On the flipside, licensing regimes boost the wages of modestly paid nurses too, and I doubt progressives are eager to abolish those anytime soon.
But does it really boost them? Or does the aggressiveness on the part of physicians in limiting the nurses’ scope of practice keep them lower than they would be otherwise?
I’ll take the Left’s piously professed concern about “income inequality” in America seriously as soon as they stop trying to get the country to import more and more immigrants.
Until then, I take their blather about “income inequality” about as seriously as I would have taken the Soviet’s explanation that they invaded Czechoslovakia in 1968 out of “fraternal concern” for the citizens of that country.
The Left is about nothing except the creation of artificial rents. They just want the rents to go their billionaires, their mascot groups, and themselves.
America’s cultural elite is defined by education. America’s economic elite is only correlated to it.
The central cause of progressivism is the cultural elite’s resentment that capitalism only rewards some of the educated. In their mind, as they have tried as hard and have had the same credentials, they should have the same economic rewards as their parents and their classmates that went into engineering and banking.
Thus progressives see the government as a tool by which those with PhDs can regulate those with MBAs.
Crony capitalists see the government as a tool populated by gullible PhDs who can be manipulated into passing laws that benefit those with MBAs.

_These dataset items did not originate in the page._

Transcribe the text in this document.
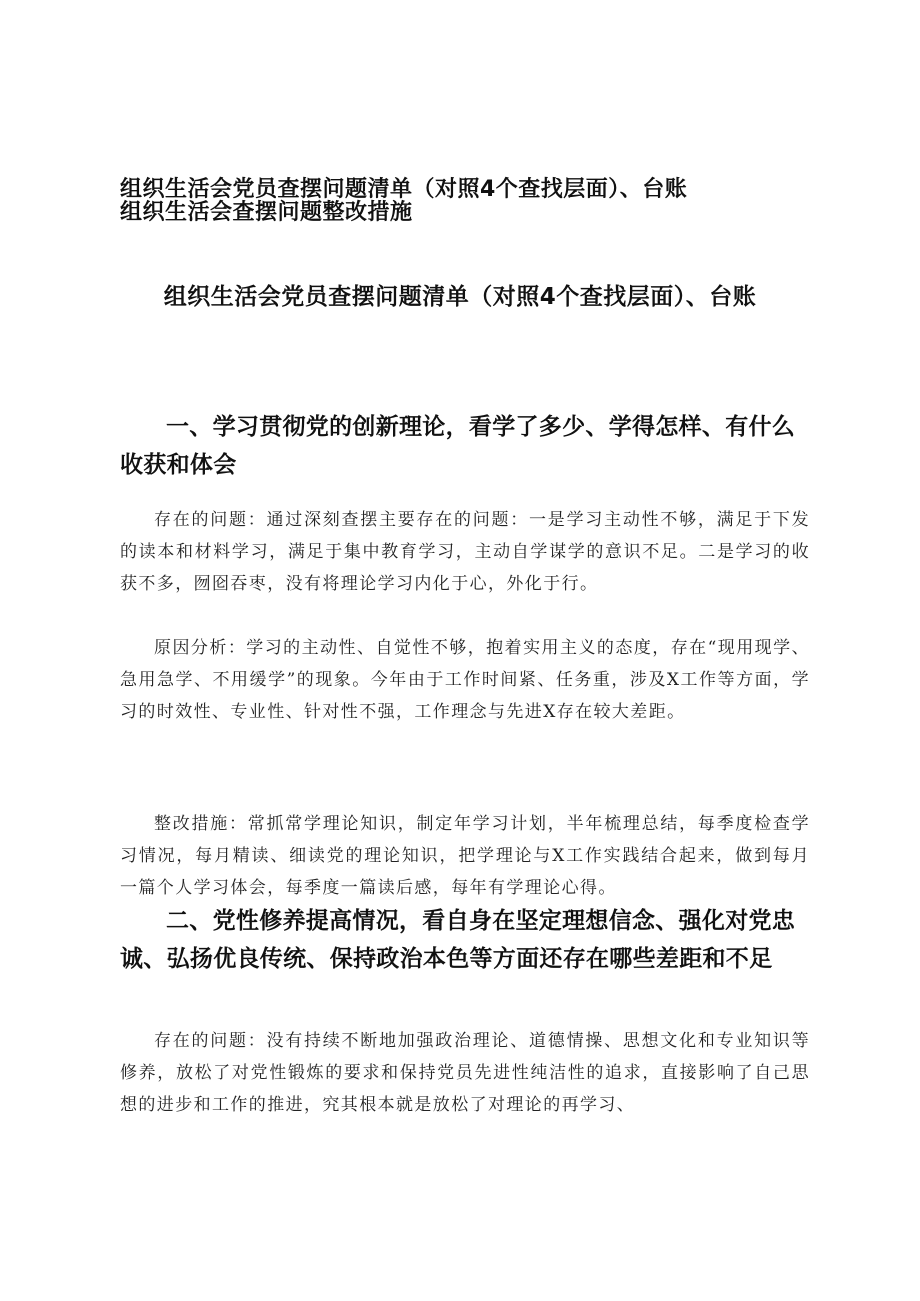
组织生活会党员查摆问题清单（对照4个查找层面）、台账
组织生活会查摆问题整改措施
组织生活会党员查摆问题清单（对照4个查找层面）、台账
一、学习贯彻党的创新理论，看学了多少、学得怎样、有什么收获和体会
存在的问题：通过深刻查摆主要存在的问题：一是学习主动性不够，满足于下发的读本和材料学习，满足于集中教育学习，主动自学谋学的意识不足。二是学习的收获不多，囫囵吞枣，没有将理论学习内化于心，外化于行。
原因分析：学习的主动性、自觉性不够，抱着实用主义的态度，存在“现用现学、急用急学、不用缓学”的现象。今年由于工作时间紧、任务重，涉及X工作等方面，学习的时效性、专业性、针对性不强，工作理念与先进X存在较大差距。
整改措施：常抓常学理论知识，制定年学习计划，半年梳理总结，每季度检查学习情况，每月精读、细读党的理论知识，把学理论与X工作实践结合起来，做到每月一篇个人学习体会，每季度一篇读后感，每年有学理论心得。
二、党性修养提高情况，看自身在坚定理想信念、强化对党忠诚、弘扬优良传统、保持政治本色等方面还存在哪些差距和不足
存在的问题：没有持续不断地加强政治理论、道德情操、思想文化和专业知识等修养，放松了对党性锻炼的要求和保持党员先进性纯洁性的追求，直接影响了自己思想的进步和工作的推进，究其根本就是放松了对理论的再学习、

The cycle thus continues. The progressives call for ever more “regulation”, believing that this time they’ll finally bring those hated frat boy bankers under control. The crony capitalists call for ever more regulation, knowing that innumerate regulators can be swayed into making regulations that benefit the crony capitalists.
I think Dean Baker should have included rent from real estate. Restrictive zoning rules and environmental protection prohibitions generate tremendous unearned profits for those benefiting from them.
I find it paradoxical that an increasingly totalitarian system (definition: where the state recognizes no limits to its authority and strives to regulate every aspect of public and private life wherever feasible), ruled by an egalitarian government, creates such abysmal economic differences.